Teacher Tenure—Debunking the Myths

Teacher tenure has been around for over a century, and is currently one of many talking points in the War on Education coming from the political right.

What is tenure? It’s simply the contractual right for a teacher to not have their job terminated without just cause. Nothing more. It’s not a way for teachers who have become lazy or ineffective to keep their jobs no matter what. It doesn’t give educators free license to do what they please. It just ensures that educators can not be terminated without reason.

Tenure policies were originally instituted to combat high staff turnover. In the early 1900s, without the benefit of tenure laws, teachers could be dismissed at will for any of a laundry list of frivolous reasons. School board member has a relative who needs a job? Fire a teacher. Somebody has a disagreement with a principal? Fire a teacher.

This sort of behavior was leading to very high teacher turnover, which in turn affects the learning environment. Some form of protection for teachers was needed to ensure that the teachers were able to do their best work confidently, without having to constantly worry about their job status.

A secure worker is a happy worker, and we can all agree that happy workers tend to produce better results.

At the university level, tenure is designed to protect professors and researchers who might be dissenting from prevailing opinions or delving into unsavory topics. In that case, tenure protects their academic freedom and allows them to further their field.

Point is, tenure is not something to be vilified. Could it be reformed? Absolutely. But getting rid of entirely would be detrimental to the field of education.

Tenure Myth—”You can’t fire a teacher with tenure”

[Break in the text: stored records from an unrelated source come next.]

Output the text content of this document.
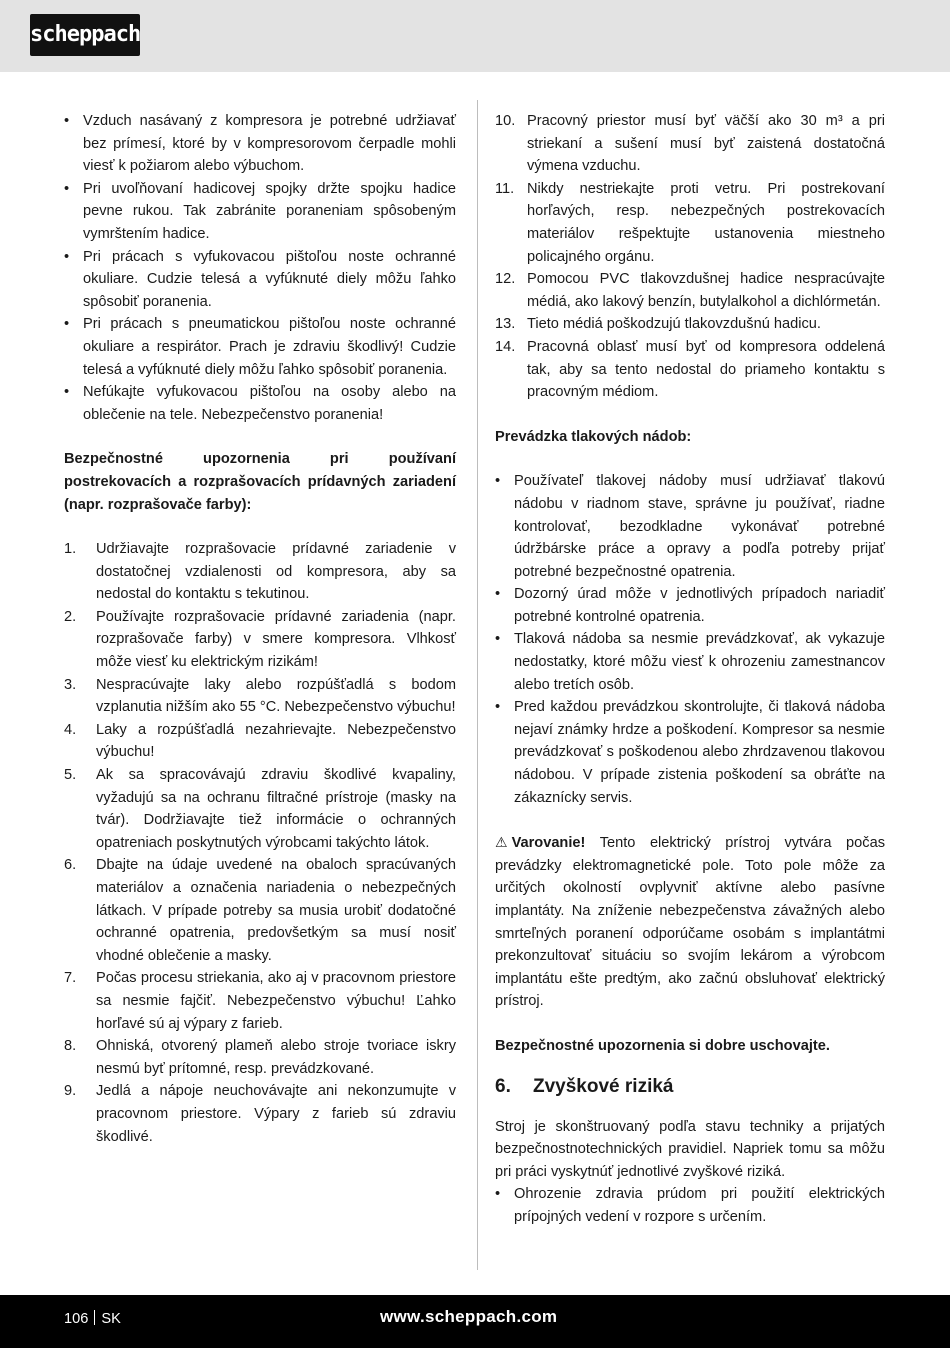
scheppach
• Vzduch nasávaný z kompresora je potrebné udržiavať bez prímesí, ktoré by v kompresorovom čerpadle mohli viesť k požiarom alebo výbuchom.
• Pri uvoľňovaní hadicovej spojky držte spojku hadice pevne rukou. Tak zabránite poraneniam spôsobeným vymrštením hadice.
• Pri prácach s vyfukovacou pištoľou noste ochranné okuliare. Cudzie telesá a vyfúknuté diely môžu ľahko spôsobiť poranenia.
• Pri prácach s pneumatickou pištoľou noste ochranné okuliare a respirátor. Prach je zdraviu škodlivý! Cudzie telesá a vyfúknuté diely môžu ľahko spôsobiť poranenia.
• Nefúkajte vyfukovacou pištoľou na osoby alebo na oblečenie na tele. Nebezpečenstvo poranenia!

Bezpečnostné upozornenia pri používaní postrekovacích a rozprašovacích prídavných zariadení (napr. rozprašovače farby):

1. Udržiavajte rozprašovacie prídavné zariadenie v dostatočnej vzdialenosti od kompresora, aby sa nedostal do kontaktu s tekutinou.
2. Používajte rozprašovacie prídavné zariadenia (napr. rozprašovače farby) v smere kompresora. Vlhkosť môže viesť ku elektrickým rizikám!
3. Nespracúvajte laky alebo rozpúšťadlá s bodom vzplanutia nižším ako 55 °C. Nebezpečenstvo výbuchu!
4. Laky a rozpúšťadlá nezahrievajte. Nebezpečenstvo výbuchu!
5. Ak sa spracovávajú zdraviu škodlivé kvapaliny, vyžadujú sa na ochranu filtračné prístroje (masky na tvár). Dodržiavajte tiež informácie o ochranných opatreniach poskytnutých výrobcami takýchto látok.
6. Dbajte na údaje uvedené na obaloch spracúvaných materiálov a označenia nariadenia o nebezpečných látkach. V prípade potreby sa musia urobiť dodatočné ochranné opatrenia, predovšetkým sa musí nosiť vhodné oblečenie a masky.
7. Počas procesu striekania, ako aj v pracovnom priestore sa nesmie fajčiť. Nebezpečenstvo výbuchu! Ľahko horľavé sú aj výpary z farieb.
8. Ohniská, otvorený plameň alebo stroje tvoriace iskry nesmú byť prítomné, resp. prevádzkované.
9. Jedlá a nápoje neuchovávajte ani nekonzumujte v pracovnom priestore. Výpary z farieb sú zdraviu škodlivé.
10. Pracovný priestor musí byť väčší ako 30 m³ a pri striekaní a sušení musí byť zaistená dostatočná výmena vzduchu.
11. Nikdy nestriekajte proti vetru. Pri postrekovaní horľavých, resp. nebezpečných postrekovacích materiálov rešpektujte ustanovenia miestneho policajného orgánu.
12. Pomocou PVC tlakovzdušnej hadice nespracúvajte médiá, ako lakový benzín, butylalkohol a dichlórmetán.
13. Tieto médiá poškodzujú tlakovzdušnú hadicu.
14. Pracovná oblasť musí byť od kompresora oddelená tak, aby sa tento nedostal do priameho kontaktu s pracovným médiom.

Prevádzka tlakových nádob:

• Používateľ tlakovej nádoby musí udržiavať tlakovú nádobu v riadnom stave, správne ju používať, riadne kontrolovať, bezodkladne vykonávať potrebné údržbárske práce a opravy a podľa potreby prijať potrebné bezpečnostné opatrenia.
• Dozorný úrad môže v jednotlivých prípadoch nariadiť potrebné kontrolné opatrenia.
• Tlaková nádoba sa nesmie prevádzkovať, ak vykazuje nedostatky, ktoré môžu viesť k ohrozeniu zamestnancov alebo tretích osôb.
• Pred každou prevádzkou skontrolujte, či tlaková nádoba nejaví známky hrdze a poškodení. Kompresor sa nesmie prevádzkovať s poškodenou alebo zhrdzavenou tlakovou nádobou. V prípade zistenia poškodení sa obráťte na zákaznícky servis.

⚠ Varovanie! Tento elektrický prístroj vytvára počas prevádzky elektromagnetické pole. Toto pole môže za určitých okolností ovplyvniť aktívne alebo pasívne implantáty. Na zníženie nebezpečenstva závažných alebo smrteľných poranení odporúčame osobám s implantátmi prekonzultovať situáciu so svojím lekárom a výrobcom implantátu ešte predtým, ako začnú obsluhovať elektrický prístroj.

Bezpečnostné upozornenia si dobre uschovajte.

6. Zvyškové riziká

Stroj je skonštruovaný podľa stavu techniky a prijatých bezpečnostnotechnických pravidiel. Napriek tomu sa môžu pri práci vyskytnúť jednotlivé zvyškové riziká.

• Ohrozenie zdravia prúdom pri použití elektrických prípojných vedení v rozpore s určením.
106 SK	www.scheppach.com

You can absolutely fire a teacher with tenure, so long as the administration is doing their job. Administrators can remove a tenured teacher so long as they show just cause. For the administration, this means plenty of observation, evaluation and documentation. Many administrators might not want to go down such a demanding road, but the fact remains that the option is there. Tenure does not guarantee a teacher’s job, so long as the administration is willing to do theirs.